Gholizadeh O^{1, 2} ; Baghi HB^{1, 2} ; Oskouee MA² ; Mohammadzadeh N³ ; Naghili B² ; Eslami N² ; Nasiritoosi M⁴ ; Hasani A² ; Rezaei MA² ; Taikandi T⁵ ; Poortahmasebi V^{1, 2} Show Affiliations
Source: Hepatitis Monthly Published:2022

Abstract

Background: Hepatocellular carcinoma (HCC) is a prevalent and life-threatening tumor with high morbidity and mortality. Proper prediction and prognosis are incredibly stressed to diagnose HCC and increase patient survival.
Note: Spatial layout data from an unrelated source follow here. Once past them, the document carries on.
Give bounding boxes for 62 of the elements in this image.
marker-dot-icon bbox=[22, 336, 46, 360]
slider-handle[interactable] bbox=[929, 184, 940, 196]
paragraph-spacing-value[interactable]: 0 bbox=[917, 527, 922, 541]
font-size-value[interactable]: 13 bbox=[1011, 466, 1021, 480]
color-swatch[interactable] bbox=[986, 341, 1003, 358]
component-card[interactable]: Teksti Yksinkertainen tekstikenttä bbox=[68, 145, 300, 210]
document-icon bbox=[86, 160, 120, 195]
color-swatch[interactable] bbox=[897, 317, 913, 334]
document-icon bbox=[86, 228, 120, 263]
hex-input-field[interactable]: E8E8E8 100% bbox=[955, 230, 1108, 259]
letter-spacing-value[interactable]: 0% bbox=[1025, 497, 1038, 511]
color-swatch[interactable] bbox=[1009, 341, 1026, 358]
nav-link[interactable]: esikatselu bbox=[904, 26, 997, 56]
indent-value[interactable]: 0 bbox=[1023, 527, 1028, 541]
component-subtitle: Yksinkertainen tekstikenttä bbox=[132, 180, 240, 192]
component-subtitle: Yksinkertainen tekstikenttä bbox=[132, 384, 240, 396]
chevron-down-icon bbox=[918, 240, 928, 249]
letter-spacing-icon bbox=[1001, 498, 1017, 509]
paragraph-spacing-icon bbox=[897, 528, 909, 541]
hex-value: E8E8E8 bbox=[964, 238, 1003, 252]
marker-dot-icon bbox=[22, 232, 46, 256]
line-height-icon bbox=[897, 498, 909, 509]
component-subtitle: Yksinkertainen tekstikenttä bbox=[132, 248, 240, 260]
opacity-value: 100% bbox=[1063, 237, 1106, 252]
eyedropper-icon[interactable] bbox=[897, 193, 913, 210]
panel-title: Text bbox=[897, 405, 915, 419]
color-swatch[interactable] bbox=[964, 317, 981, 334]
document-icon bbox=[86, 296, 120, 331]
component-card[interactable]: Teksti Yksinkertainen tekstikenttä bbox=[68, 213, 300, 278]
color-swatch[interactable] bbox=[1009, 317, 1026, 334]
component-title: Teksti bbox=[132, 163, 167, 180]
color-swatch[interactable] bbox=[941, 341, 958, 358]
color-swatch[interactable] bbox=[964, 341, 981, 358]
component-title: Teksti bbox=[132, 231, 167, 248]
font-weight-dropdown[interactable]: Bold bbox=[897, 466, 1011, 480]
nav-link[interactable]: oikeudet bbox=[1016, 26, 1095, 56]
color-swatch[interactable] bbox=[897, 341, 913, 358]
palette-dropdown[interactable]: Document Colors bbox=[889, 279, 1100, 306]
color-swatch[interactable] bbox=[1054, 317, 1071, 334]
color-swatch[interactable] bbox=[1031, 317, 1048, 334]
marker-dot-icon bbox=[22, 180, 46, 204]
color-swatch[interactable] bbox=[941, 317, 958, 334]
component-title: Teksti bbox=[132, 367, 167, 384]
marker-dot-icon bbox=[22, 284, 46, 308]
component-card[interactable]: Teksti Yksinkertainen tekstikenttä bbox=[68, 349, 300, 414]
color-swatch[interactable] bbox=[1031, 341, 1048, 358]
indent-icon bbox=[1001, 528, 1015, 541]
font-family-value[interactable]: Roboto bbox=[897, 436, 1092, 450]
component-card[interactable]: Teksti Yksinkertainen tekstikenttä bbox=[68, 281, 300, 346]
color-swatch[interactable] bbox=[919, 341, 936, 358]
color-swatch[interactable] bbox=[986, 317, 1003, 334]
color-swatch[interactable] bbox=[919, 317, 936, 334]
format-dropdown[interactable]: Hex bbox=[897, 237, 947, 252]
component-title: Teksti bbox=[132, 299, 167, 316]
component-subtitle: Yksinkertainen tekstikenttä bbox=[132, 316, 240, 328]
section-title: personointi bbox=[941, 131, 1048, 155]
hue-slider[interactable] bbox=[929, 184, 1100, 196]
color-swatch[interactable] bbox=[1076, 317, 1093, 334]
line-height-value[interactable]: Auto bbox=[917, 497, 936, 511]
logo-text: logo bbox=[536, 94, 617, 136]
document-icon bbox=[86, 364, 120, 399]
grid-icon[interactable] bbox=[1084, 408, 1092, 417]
Objectives: This research aims to evaluate gene expression levels of pre-differentiated transcripts for those suffering from chronic hepatitis B (CHB) and HCC. Methods: To examine the previously analyzed peripheral blood mononuclear cells (PBMCs) transcriptomic array data, we selected seven differentially expressed genes (DEGs) in normal versus CHB and CHB versus HCC (CD44, SP3, USP8, E2F2, UFM1, IFN regulative factor binding protein 2 (IRF2BP2), and T-cell intracellular antigen 1 (TIA1)). The study included individuals with treatment-naive CHB (n = 30) and primary HCC (n = 25) and healthy controls (n = 15). Subsequently, the expression of genes was assayed using qRT-PCR. A phylogenetic evaluation was performed using direct sequencing of HBsAg. Results: In HCC patients, 60% (n = 15) were HBeAg-positive. HBeAg was negative in all CHB patients, but all were anti-HBe-positive. The hepatitis B virus (HBV) load of HCC patients was more than that of CHB subjects. All patients were of the Iranian race and HBV D genotype. The expression of five transcriptional markers (CD44, SP3, USP8, E2F2, and UFM1) was higher in HCC patients than in CHB and healthy subjects, which was similar to the initial microarray data analysis. Conclusions: Transcriptional signatures may be related to the pathogenesis of HCC and used as diagnostic biological markers for the initial monitoring and prediction of HCC. © 2023, Author(s).